The survey prepared by chief economic adviser Arvind Subramanian has assessed the GDP growth for the present fiscal at 6.75 per cent, just about what the Union government has been projecting for the year. The present pace of growth can be termed very unimpressive, but this positive push had also to do with the fall in oil prices. That scenario is currently on the reverse mode due to cut in oil production in the US, after a period when it had edged itself to the fore on the back of shale oil exploration and drilling by normal sources. By other reasons, too, the present upward projection of GDP growth for the coming fiscal needs to be taken with a pinch of salt. Industrial growth registered for the present fiscal is 4.4 per cent; this, against more than 7 per cent in 2016-17. Farm sector growth this fiscal is placed at 2.1 per cent; another poor show. The drastic drop in farm sector growth clearly indicates that formalisation, urbanisation and industrialisation may just not be the path for growth for present day India.

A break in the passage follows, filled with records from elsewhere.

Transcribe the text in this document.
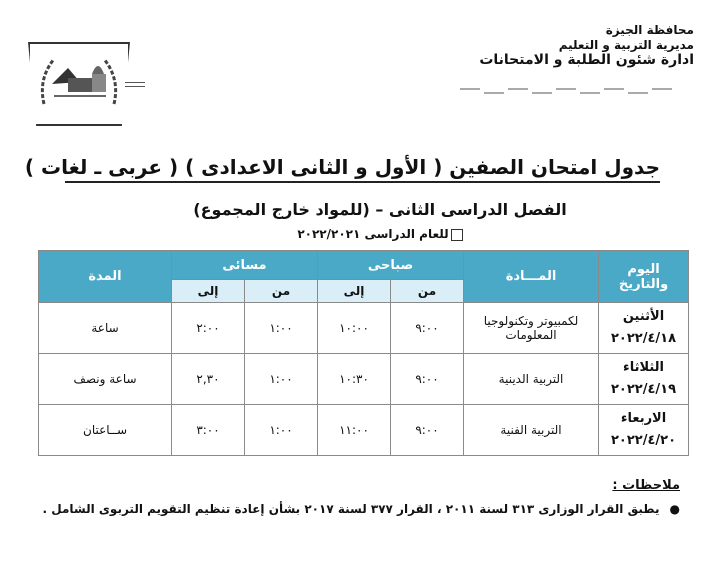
محافظة الجيزة
مديرية التربية و التعليم
ادارة شئون الطلبة و الامتحانات
جدول امتحان الصفين ( الأول و الثانى الاعدادى ) ( عربى ـ لغات )
الفصل الدراسى الثانى – (للمواد خارج المجموع)
للعام الدراسى ٢٠٢٢/٢٠٢١
اليوم
والتاريخ	المـــادة	صباحى		مسائى		المدة
		من	إلى	من	إلى	

الأثنين
٢٠٢٢/٤/١٨	لكمبيوتر وتكنولوجيا المعلومات	٩:٠٠	١٠:٠٠	١:٠٠	٢:٠٠	ساعة

الثلاثاء
٢٠٢٢/٤/١٩	التربية الدينية	٩:٠٠	١٠:٣٠	١:٠٠	٢,٣٠	ساعة ونصف

الاربعاء
٢٠٢٢/٤/٢٠	التربية الفنية	٩:٠٠	١١:٠٠	١:٠٠	٣:٠٠	ســاعتان
ملاحظات :
●يطبق القرار الوزارى ٣١٣ لسنة ٢٠١١ ، القرار ٣٧٧ لسنة ٢٠١٧ بشأن إعادة تنظيم التقويم التربوى الشامل .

Notably, the Economic Survey report presented by Subramanian last January, too, had projected a 7.5 per cent GDP growth; and this could not be achieved. The reasons cited are the impact of demonetisation from November 2016, which hit money circulation and markets adversely in the first half of 2017. GST rollout in the second half came as another, albeit temporary, dampener. The present projection for fiscal 2018-19, too, is faced with uncertainties linked to oil prices. There is little to show that effective mechanisms to counter such hits are on the anvil. It goes to show the NDA government headed by Narendra Damodardas Modi has not been able to live up to the expectations of the people on the economic management front. Rather, it took a step back vis-a-vis the performance of the Manmohan Singh-led UPA governments.
On the positive side, the tax bracket has been widened by 50 per cent, which could have a positive bearing on the strength of the exchequer. Fiscal deficit, which was projected at 3.2 per cent in the present fiscal, is projected to come down to the level of 2.5 per cent; an improvement evident also in the government’s reduced borrowing plans from `50,000 crore to `20,000 crore as announced earlier this month. The manufacturing sector showed positive trends in November, with 8.4 per cent growth, a 17-month high. That trend should hopefully persist in the future as well.

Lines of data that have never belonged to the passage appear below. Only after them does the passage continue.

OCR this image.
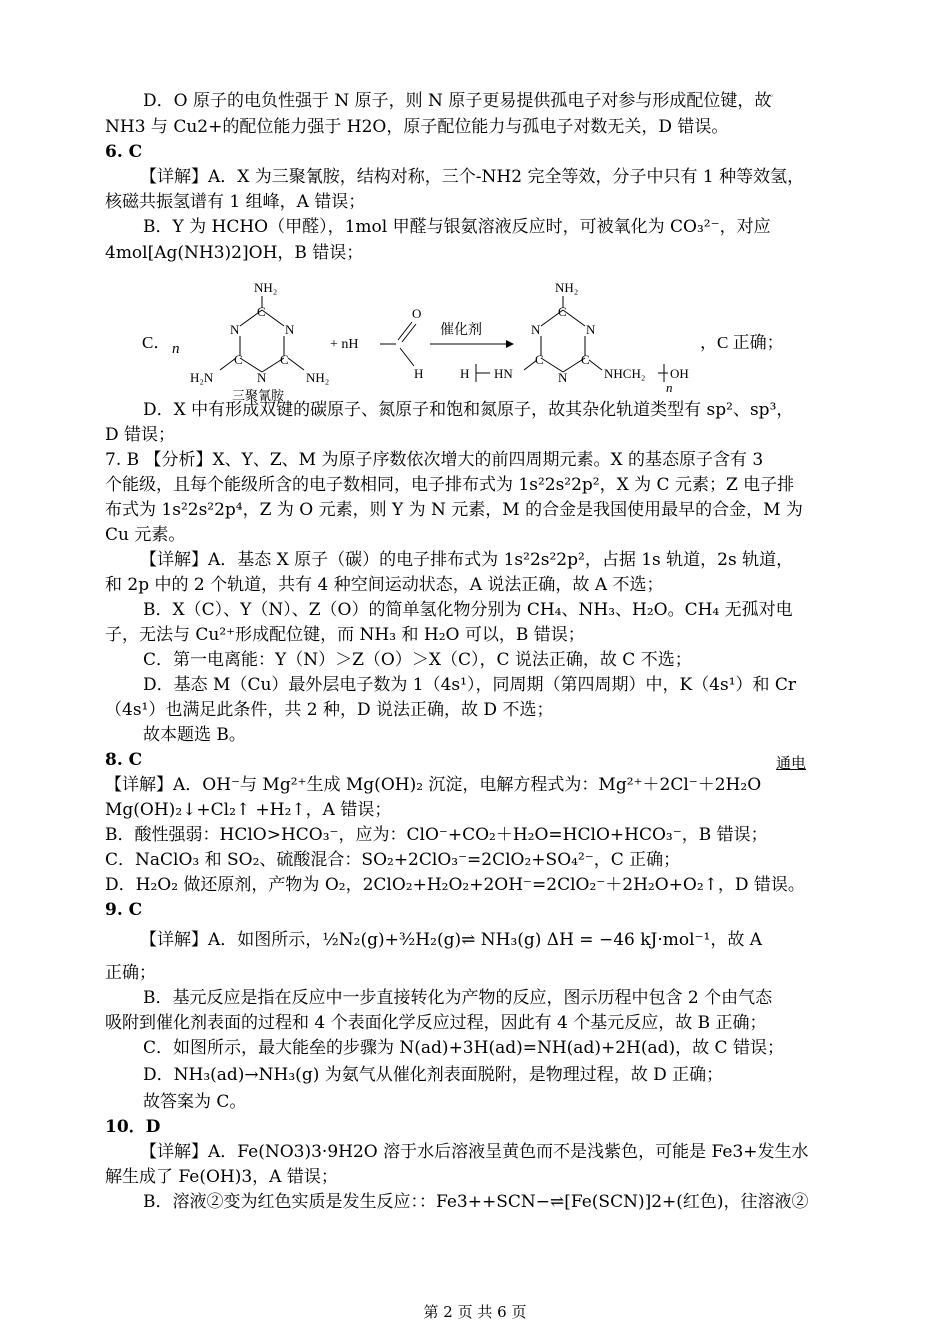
。
D．O 原子的电负性强于 N 原子，则 N 原子更易提供孤电子对参与形成配位键，故
NH3 与 Cu2+的配位能力强于 H2O，原子配位能力与孤电子对数无关，D 错误。
6. C
【详解】A．X 为三聚氰胺，结构对称，三个-NH2 完全等效，分子中只有 1 种等效氢，
核磁共振氢谱有 1 组峰，A 错误；
B．Y 为 HCHO（甲醛），1mol 甲醛与银氨溶液反应时，可被氧化为 CO₃²⁻，对应
4mol[Ag(NH3)2]OH，B 错误；
D．X 中有形成双键的碳原子、氮原子和饱和氮原子，故其杂化轨道类型有 sp²、sp³，
D 错误；
7. B 【分析】X、Y、Z、M 为原子序数依次增大的前四周期元素。X 的基态原子含有 3
个能级，且每个能级所含的电子数相同，电子排布式为 1s²2s²2p²，X 为 C 元素；Z 电子排
布式为 1s²2s²2p⁴，Z 为 O 元素，则 Y 为 N 元素，M 的合金是我国使用最早的合金，M 为
Cu 元素。
【详解】A．基态 X 原子（碳）的电子排布式为 1s²2s²2p²，占据 1s 轨道，2s 轨道，
和 2p 中的 2 个轨道，共有 4 种空间运动状态，A 说法正确，故 A 不选；
B．X（C）、Y（N）、Z（O）的简单氢化物分别为 CH₄、NH₃、H₂O。CH₄ 无孤对电
子，无法与 Cu²⁺形成配位键，而 NH₃ 和 H₂O 可以，B 错误；
C．第一电离能：Y（N）＞Z（O）＞X（C），C 说法正确，故 C 不选；
D．基态 M（Cu）最外层电子数为 1（4s¹），同周期（第四周期）中，K（4s¹）和 Cr
（4s¹）也满足此条件，共 2 种，D 说法正确，故 D 不选；
故本题选 B。
8. C
【详解】A．OH⁻与 Mg²⁺生成 Mg(OH)₂ 沉淀，电解方程式为：Mg²⁺＋2Cl⁻＋2H₂O
Mg(OH)₂↓+Cl₂↑ +H₂↑，A 错误；
B．酸性强弱：HClO>HCO₃⁻，应为：ClO⁻+CO₂＋H₂O=HClO+HCO₃⁻，B 错误；
C．NaClO₃ 和 SO₂、硫酸混合：SO₂+2ClO₃⁻=2ClO₂+SO₄²⁻，C 正确；
D．H₂O₂ 做还原剂，产物为 O₂，2ClO₂+H₂O₂+2OH⁻=2ClO₂⁻＋2H₂O+O₂↑，D 错误。
9. C
【详解】A．如图所示，½N₂(g)+³⁄₂H₂(g)⇌ NH₃(g) ΔH = −46 kJ·mol⁻¹，故 A
正确；
B．基元反应是指在反应中一步直接转化为产物的反应，图示历程中包含 2 个由气态
吸附到催化剂表面的过程和 4 个表面化学反应过程，因此有 4 个基元反应，故 B 正确；
C．如图所示，最大能垒的步骤为 N(ad)+3H(ad)=NH(ad)+2H(ad)，故 C 错误；
D．NH₃(ad)→NH₃(g) 为氨气从催化剂表面脱附，是物理过程，故 D 正确；
故答案为 C。
10．D
【详解】A．Fe(NO3)3·9H2O 溶于水后溶液呈黄色而不是浅紫色，可能是 Fe3+发生水
解生成了 Fe(OH)3，A 错误；
B．溶液②变为红色实质是发生反应：：Fe3++SCN−⇌[Fe(SCN)]2+(红色)，往溶液②
通电
C． n
NH₂
N
C
N
C	C
N
H₂N	NH₂
三聚氰胺
+ nH
O
H
催化剂
NH₂
N
C
N
C	C
N
H HN	NHCH₂ OH
n
，C 正确；
第 2 页 共 6 页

Two aspects on which the Economic Survey projects optimism are on giving a boost to exports and raising the investment scenario to new highs so as to achieve the 7.5 per cent growth. However, there is little sense to pin hopes on the FDI front to rev the economy up unless investments come in. Promises and MoUs mean little. No major uptick has been noticed on this front. Red tape remains a serious issue for prospective investors. The government has not eased matters. The hope about a rebound in exports, too, is in the wait-and-watch mode. Unless there is substantial growth in exports, the impact on the economy will be minimal or marginal.

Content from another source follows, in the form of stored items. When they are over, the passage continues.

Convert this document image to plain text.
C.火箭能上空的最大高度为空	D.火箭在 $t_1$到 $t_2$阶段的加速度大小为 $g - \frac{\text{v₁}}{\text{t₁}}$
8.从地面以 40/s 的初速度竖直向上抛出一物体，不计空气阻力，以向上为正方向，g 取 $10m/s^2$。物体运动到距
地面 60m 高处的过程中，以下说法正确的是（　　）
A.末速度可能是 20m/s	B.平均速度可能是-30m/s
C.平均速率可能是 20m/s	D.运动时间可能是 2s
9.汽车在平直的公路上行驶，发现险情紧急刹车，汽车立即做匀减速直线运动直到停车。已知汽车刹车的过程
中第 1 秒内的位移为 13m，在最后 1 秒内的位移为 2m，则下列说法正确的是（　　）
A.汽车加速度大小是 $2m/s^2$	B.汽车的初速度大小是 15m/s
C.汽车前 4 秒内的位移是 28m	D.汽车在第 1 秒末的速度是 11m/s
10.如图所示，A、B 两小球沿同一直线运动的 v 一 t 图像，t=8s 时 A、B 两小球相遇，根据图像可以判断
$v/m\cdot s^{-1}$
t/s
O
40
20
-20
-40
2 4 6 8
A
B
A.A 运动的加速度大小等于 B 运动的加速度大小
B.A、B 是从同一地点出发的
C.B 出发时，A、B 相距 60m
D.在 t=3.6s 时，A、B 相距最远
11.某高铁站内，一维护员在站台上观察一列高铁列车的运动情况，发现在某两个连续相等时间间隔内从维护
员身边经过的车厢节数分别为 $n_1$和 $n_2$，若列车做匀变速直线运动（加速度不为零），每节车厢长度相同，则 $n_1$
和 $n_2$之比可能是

Chances thus are also that Subramanian will have to eat his words again by January 2019 — just months before the next General Election. He has already bailed himself out by noting that this is the pre-election year and hence the government’s resolve to push matters could be to the minimum. This much is clear: economy will certainly be not a strong point for the present government to face the voters in 2019. Apart from this, Budget 2018 will certainly be a populist one aimed at garnering votes. India now, with oil prices rising and very little FDI coming in, is flying into strong headwinds. The going is bound to get even tougher.